The Wolakota herd also ensures a reserve of high-quality meat for the community — without the threat of price-gouging, another pandemic repercussion of the industrial supply chain. FSI recently submitted a proposal to the USDA's new Indigenous Animals Harvesting and Meat Processing Grant Program, hoping to secure funding for a meat-processing plant. (This expansion in USDA funding is among the priorities that the NFBC would like to see inked into the looming 2023 farm bill, along with tribe-administered SNAP benefits and the inclusion of traditional Indigenous foods in the Food Distribution Program on Indian Reservations.) As inspiration for its planned facility, FSI looked to the Osage Nation in Oklahoma, which built its own processing plant in 2021 using CARES Act funding to alleviate pandemic-era food insecurity.

Because many Rosebud households currently avoid local bison and game meat — a disconnect that "goes back to the disruption to our food system," Wilson says — FSI programs include culinary education around native game. Wilson's own repertoire includes "Chipotle-style" bison bowls (with wild rice) and an Indigenous take on chislic, South Dakota's famous flash-fried meat cubes, that swaps antelope for more traditional lamb.

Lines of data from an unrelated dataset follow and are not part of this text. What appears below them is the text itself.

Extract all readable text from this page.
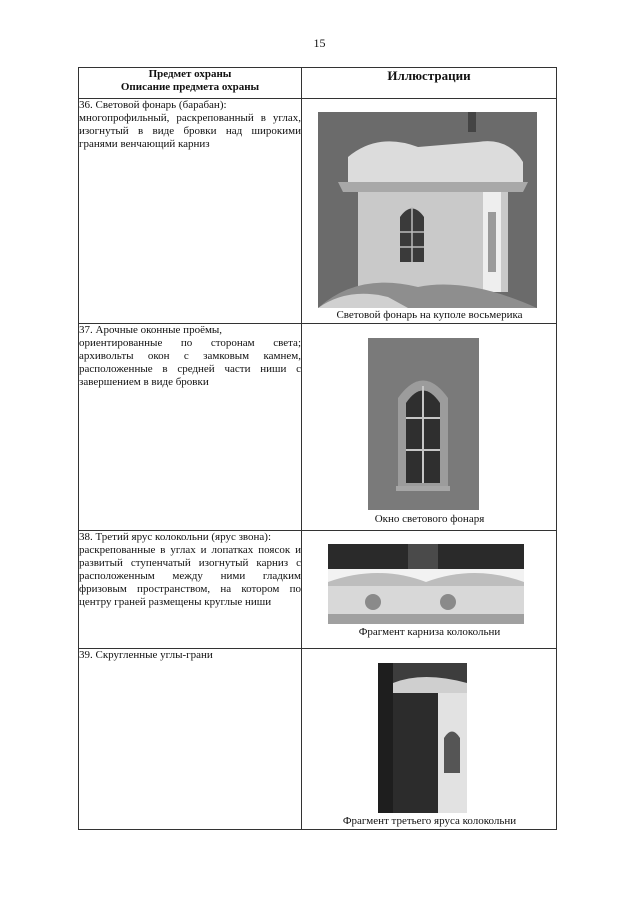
15
Предмет охраны
Описание предмета охраны	Иллюстрации

36. Световой фонарь (барабан):
многопрофильный, раскрепованный в углах, изогнутый в виде бровки над широкими гранями венчающий карниз	Световой фонарь на куполе восьмерика

37. Арочные оконные проёмы,
ориентированные по сторонам света; архивольты окон с замковым камнем, расположенные в средней части ниши с завершением в виде бровки	Окно светового фонаря

38. Третий ярус колокольни (ярус звона):
раскрепованные в углах и лопатках поясок и развитый ступенчатый изогнутый карниз с расположенным между ними гладким фризовым пространством, на котором по центру граней размещены круглые ниши	Фрагмент карниза колокольни

39. Скругленные углы-грани	Фрагмент третьего яруса колокольни
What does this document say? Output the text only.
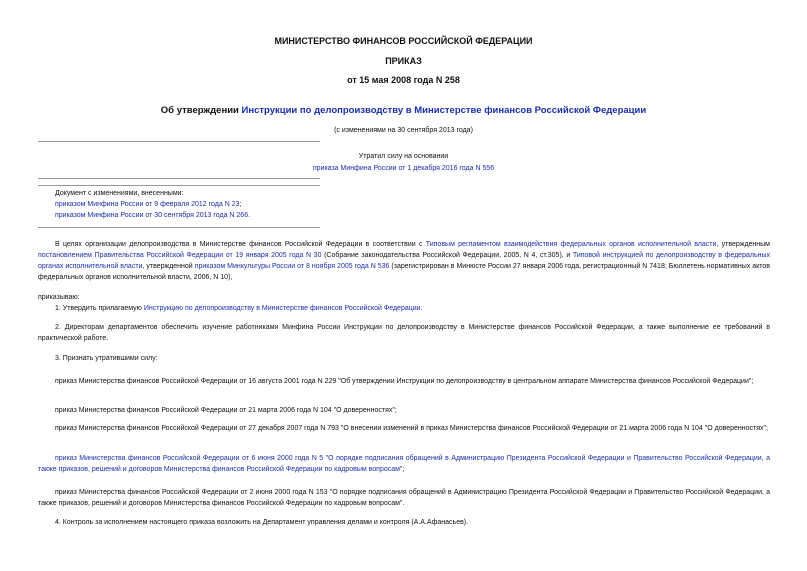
МИНИСТЕРСТВО ФИНАНСОВ РОССИЙСКОЙ ФЕДЕРАЦИИ
ПРИКАЗ
от 15 мая 2008 года N 258
Об утверждении Инструкции по делопроизводству в Министерстве финансов Российской Федерации
(с изменениями на 30 сентября 2013 года)
Утратил силу на основании
приказа Минфина России от 1 декабря 2016 года N 556
Документ с изменениями, внесенными:
приказом Минфина России от 9 февраля 2012 года N 23;
приказом Минфина России от 30 сентября 2013 года N 266.
В целях организации делопроизводства в Министерстве финансов Российской Федерации в соответствии с Типовым регламентом взаимодействия федеральных органов исполнительной власти, утвержденным постановлением Правительства Российской Федерации от 19 января 2005 года N 30 (Собрание законодательства Российской Федерации, 2005, N 4, ст.305), и Типовой инструкцией по делопроизводству в федеральных органах исполнительной власти, утвержденной приказом Минкультуры России от 8 ноября 2005 года N 536 (зарегистрирован в Минюсте России 27 января 2006 года, регистрационный N 7418; Бюллетень нормативных актов федеральных органов исполнительной власти, 2006, N 10),
приказываю:
1. Утвердить прилагаемую Инструкцию по делопроизводству в Министерстве финансов Российской Федерации.
2. Директорам департаментов обеспечить изучение работниками Минфина России Инструкции по делопроизводству в Министерстве финансов Российской Федерации, а также выполнение ее требований в практической работе.
3. Признать утратившими силу:
приказ Министерства финансов Российской Федерации от 16 августа 2001 года N 229 "Об утверждении Инструкции по делопроизводству в центральном аппарате Министерства финансов Российской Федерации";
приказ Министерства финансов Российской Федерации от 21 марта 2006 года N 104 "О доверенностях";
приказ Министерства финансов Российской Федерации от 27 декабря 2007 года N 793 "О внесении изменений в приказ Министерства финансов Российской Федерации от 21 марта 2006 года N 104 "О доверенностях";
приказ Министерства финансов Российской Федерации от 6 июня 2000 года N 5 "О порядке подписания обращений в Администрацию Президента Российской Федерации и Правительство Российской Федерации, а также приказов, решений и договоров Министерства финансов Российской Федерации по кадровым вопросам";
приказ Министерства финансов Российской Федерации от 2 июня 2000 года N 153 "О порядке подписания обращений в Администрацию Президента Российской Федерации и Правительство Российской Федерации, а также приказов, решений и договоров Министерства финансов Российской Федерации по кадровым вопросам".
4. Контроль за исполнением настоящего приказа возложить на Департамент управления делами и контроля (А.А.Афанасьев).
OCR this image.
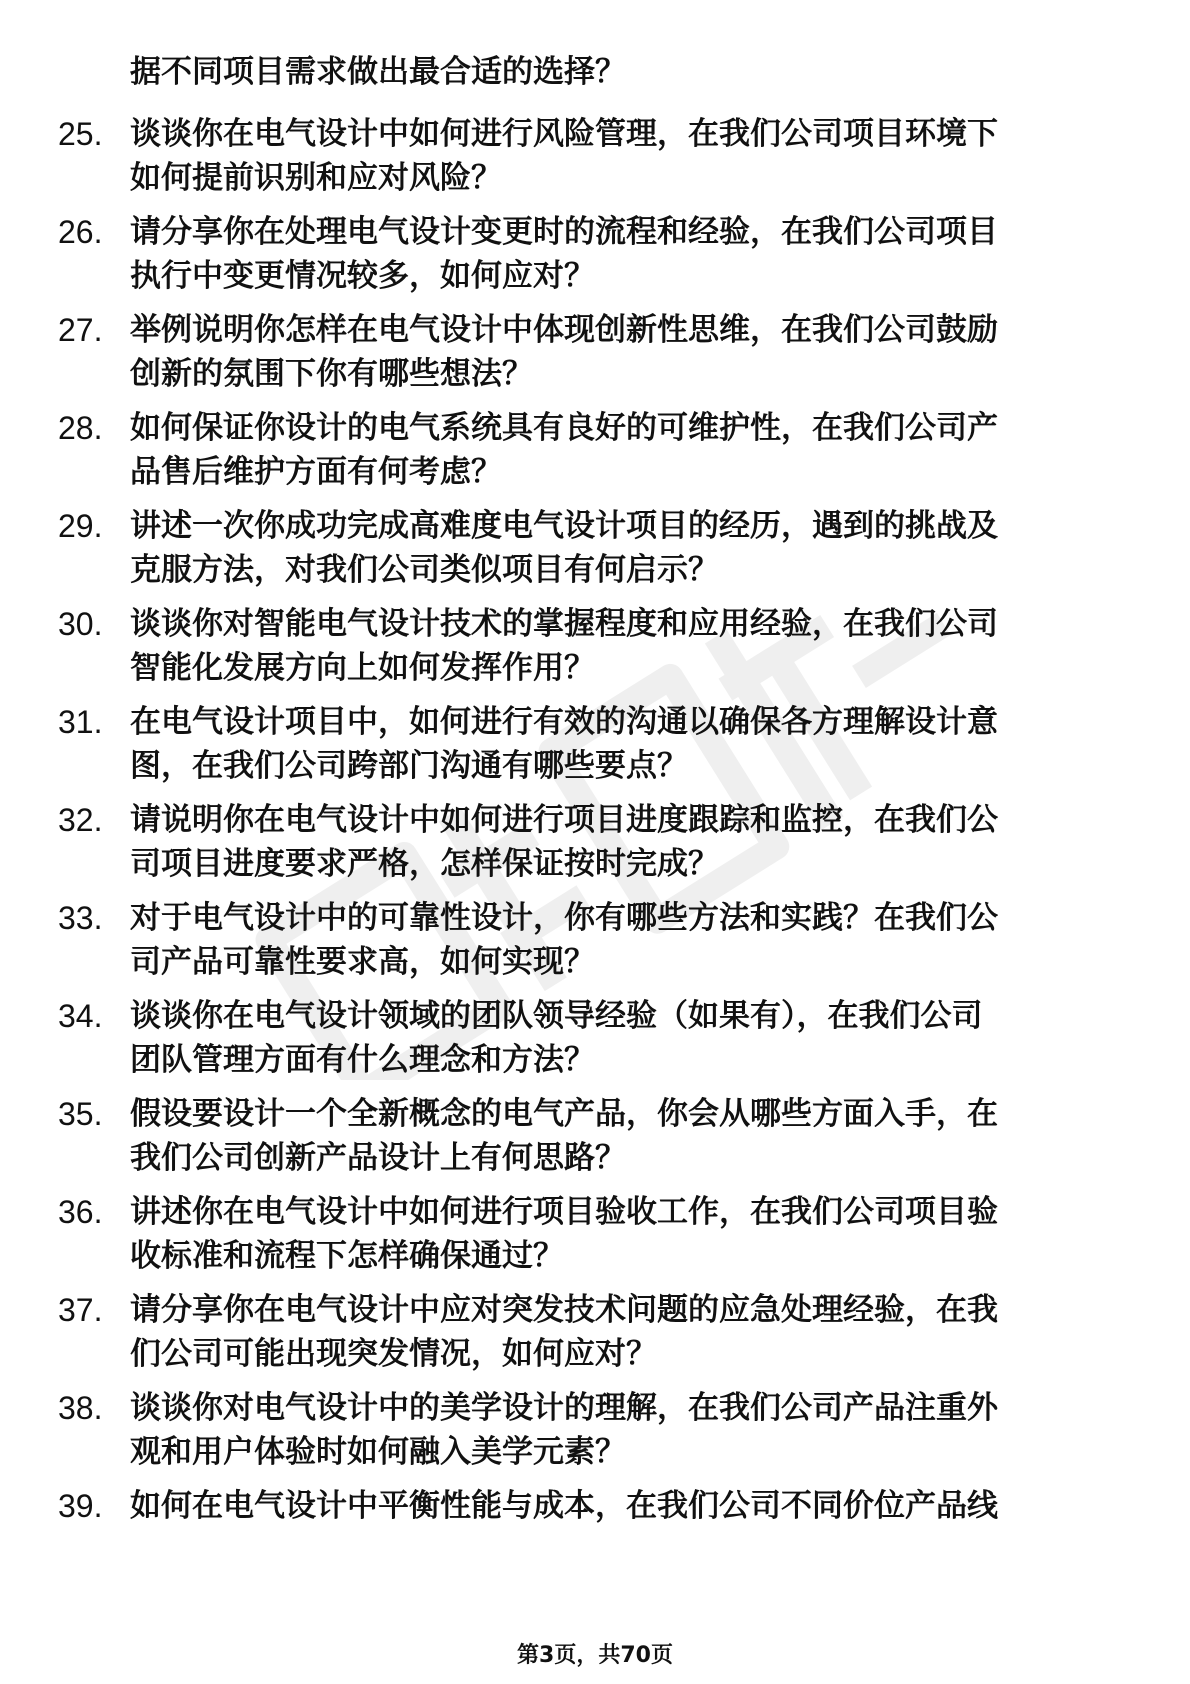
据不同项目需求做出最合适的选择？
25. 谈谈你在电气设计中如何进行风险管理，在我们公司项目环境下
如何提前识别和应对风险？
26. 请分享你在处理电气设计变更时的流程和经验，在我们公司项目
执行中变更情况较多，如何应对？
27. 举例说明你怎样在电气设计中体现创新性思维，在我们公司鼓励
创新的氛围下你有哪些想法？
28. 如何保证你设计的电气系统具有良好的可维护性，在我们公司产
品售后维护方面有何考虑？
29. 讲述一次你成功完成高难度电气设计项目的经历，遇到的挑战及
克服方法，对我们公司类似项目有何启示？
30. 谈谈你对智能电气设计技术的掌握程度和应用经验，在我们公司
智能化发展方向上如何发挥作用？
31. 在电气设计项目中，如何进行有效的沟通以确保各方理解设计意
图，在我们公司跨部门沟通有哪些要点？
32. 请说明你在电气设计中如何进行项目进度跟踪和监控，在我们公
司项目进度要求严格，怎样保证按时完成？
33. 对于电气设计中的可靠性设计，你有哪些方法和实践？在我们公
司产品可靠性要求高，如何实现？
34. 谈谈你在电气设计领域的团队领导经验（如果有），在我们公司
团队管理方面有什么理念和方法？
35. 假设要设计一个全新概念的电气产品，你会从哪些方面入手，在
我们公司创新产品设计上有何思路？
36. 讲述你在电气设计中如何进行项目验收工作，在我们公司项目验
收标准和流程下怎样确保通过？
37. 请分享你在电气设计中应对突发技术问题的应急处理经验，在我
们公司可能出现突发情况，如何应对？
38. 谈谈你对电气设计中的美学设计的理解，在我们公司产品注重外
观和用户体验时如何融入美学元素？
39. 如何在电气设计中平衡性能与成本，在我们公司不同价位产品线
第3页，共70页
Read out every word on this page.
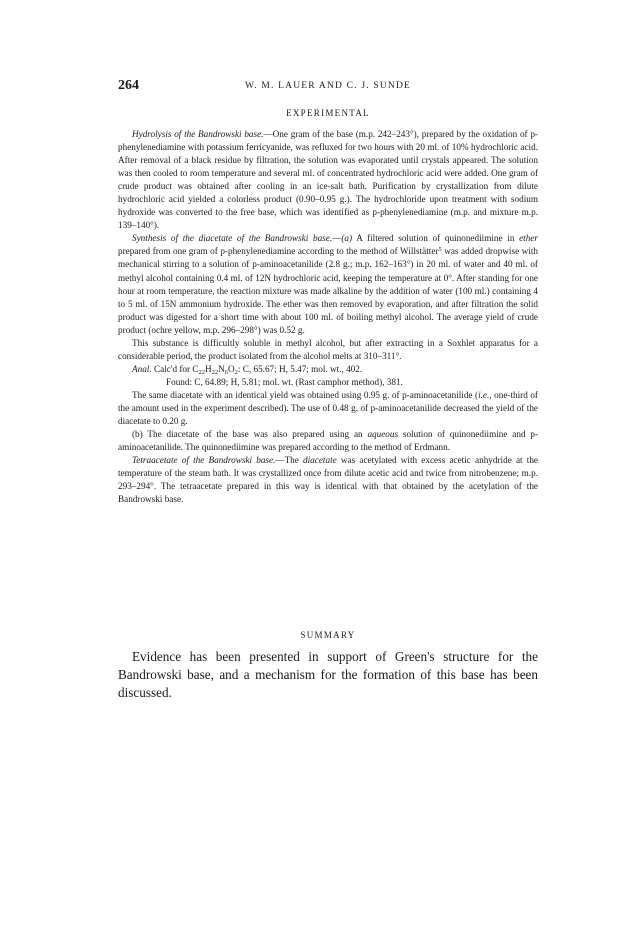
264	W. M. LAUER AND C. J. SUNDE
EXPERIMENTAL

Hydrolysis of the Bandrowski base.—One gram of the base (m.p. 242–243°), prepared by the oxidation of p-phenylenediamine with potassium ferricyanide, was refluxed for two hours with 20 ml. of 10% hydrochloric acid. After removal of a black residue by filtration, the solution was evaporated until crystals appeared. The solution was then cooled to room temperature and several ml. of concentrated hydrochloric acid were added. One gram of crude product was obtained after cooling in an ice-salt bath. Purification by crystallization from dilute hydrochloric acid yielded a colorless product (0.90–0.95 g.). The hydrochloride upon treatment with sodium hydroxide was converted to the free base, which was identified as p-phenylenediamine (m.p. and mixture m.p. 139–140°).

Synthesis of the diacetate of the Bandrowski base.—(a) A filtered solution of quinonediimine in ether prepared from one gram of p-phenylenediamine according to the method of Willstätter$^5$ was added dropwise with mechanical stirring to a solution of p-aminoacetanilide (2.8 g.; m.p. 162–163°) in 20 ml. of water and 40 ml. of methyl alcohol containing 0.4 ml. of 12N hydrochloric acid, keeping the temperature at 0°. After standing for one hour at room temperature, the reaction mixture was made alkaline by the addition of water (100 ml.) containing 4 to 5 ml. of 15N ammonium hydroxide. The ether was then removed by evaporation, and after filtration the solid product was digested for a short time with about 100 ml. of boiling methyl alcohol. The average yield of crude product (ochre yellow, m.p. 296–298°) was 0.52 g.

This substance is difficultly soluble in methyl alcohol, but after extracting in a Soxhlet apparatus for a considerable period, the product isolated from the alcohol melts at 310–311°.

Anal. Calc'd for $C_{22}H_{22}N_6O_2$: C, 65.67; H, 5.47; mol. wt., 402.

Found: C, 64.89; H, 5.81; mol. wt. (Rast camphor method), 381.

The same diacetate with an identical yield was obtained using 0.95 g. of p-aminoacetanilide (i.e., one-third of the amount used in the experiment described). The use of 0.48 g. of p-aminoacetanilide decreased the yield of the diacetate to 0.20 g.

(b) The diacetate of the base was also prepared using an aqueous solution of quinonediimine and p-aminoacetanilide. The quinonediimine was prepared according to the method of Erdmann.

Tetraacetate of the Bandrowski base.—The diacetate was acetylated with excess acetic anhydride at the temperature of the steam bath. It was crystallized once from dilute acetic acid and twice from nitrobenzene; m.p. 293–294°. The tetraacetate prepared in this way is identical with that obtained by the acetylation of the Bandrowski base.

SUMMARY

Evidence has been presented in support of Green's structure for the Bandrowski base, and a mechanism for the formation of this base has been discussed.
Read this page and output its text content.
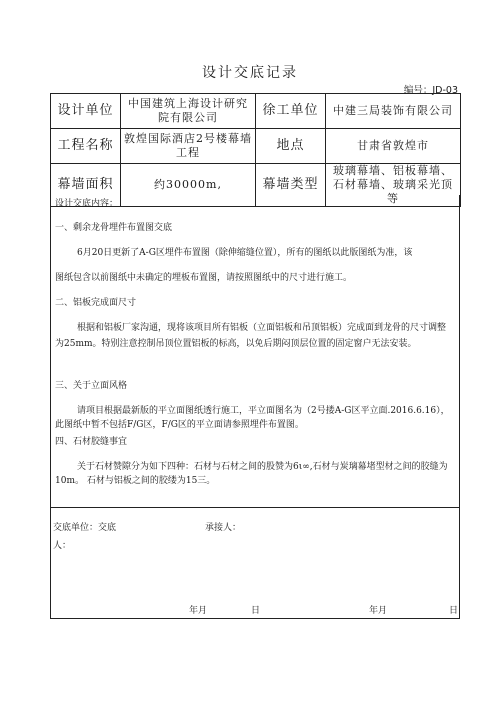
设计交底记录
编号：JD-03
设计单位	中国建筑上海设计研究院有限公司	徐工单位	中建三局装饰有限公司
工程名称	敦煌国际酒店2号楼幕墙工程	地点	甘肃省敦煌市
幕墙面积	约30000m,	幕墙类型	玻璃幕墙、铝板幕墙、石材幕墙、玻璃采光顶等
设计交底内容：
一、剩余龙骨埋件布置图交底
6月20日更新了A-G区埋件布置图（除伸缩缝位置），所有的图纸以此版图纸为准，该
图纸包含以前图纸中未确定的埋板布置图，请按照图纸中的尺寸进行施工。
二、铝板完成面尺寸
根据和铝板厂家沟通，现将该项目所有铝板（立面铝板和吊顶铝板）完成面到龙骨的尺寸调整为25mm。特别注意控制吊顶位置铝板的标高，以免后期闷顶层位置的固定窗户无法安装。
三、关于立面风格
请项目根据最新版的平立面图纸透行施工，平立面图名为（2号搂A-G区平立面.2016.6.16），此图纸中暂不包括F/G区，F/G区的平立面请参照埋件布置图。
四、石材胶缝事宜
关于石材赞隙分为如下四种：石材与石材之间的股赞为6ι∞,石材与炭璃幕堵型材之间的胶缝为10m。 石材与铝板之间的胶缕为15三。
交底单位：交底
人：
承接人：
年月	日	年月	日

Deanna EagleFeather, a former FSI farming apprentice, likes to make venison tamales and wild turkey pierogies. These dishes are a far cry from what the homesteader, who is half Sicangu Lakota, ate growing up in Minneapolis. "We lived across the street from a Burger King, if that tells you anything," she says.

In 2015, EagleFeather, a tribal citizen, moved her family to Rosebud, where they are able to lease a 2.5-acre home site for $25 a year. With knowledge gained through working at FSI, volunteering with AmeriCorps and consuming numerous reference books and YouTube videos, EagleFeather's homestead is now one of Rosebud's most productive examples of food sovereignty. Surplus cherries, pears and apples from the orchard are destined for her homemade jams and jellies; extra ears of sweet corn are dried and ground into masa for tortillas and tamales. EagleFeather often pickles the vegetable garden's bumper crop of tomatoes, onions, peppers and garlic, and is experimenting with lacto-fermentation. Soon, hogs and dairy goats will join the farm's 13 resident hens.

EagleFeather, 31, doesn't sell her produce or food products but rather stores them away to ensure her family of seven — she and husband Carlos Jarrett, a handyman, and their five kids, ages 10 years to 9 months — stay nourished and healthy on their rural outpost during the brutal South Dakota winters. For her part in advancing the 7Gen Plan, she hosts FSI apprentices and other community members at the homestead for canning workshops and interpretive walks on the farm and surrounding prairie.

"The most helpful thing I can do is show people how achievable food sovereignty is," EagleFeather says. "It's a whole ecosystem, which can feel pretty overwhelming. But for it to really take off on the reservation, the community needs to be involved. Because out here, community is all we have."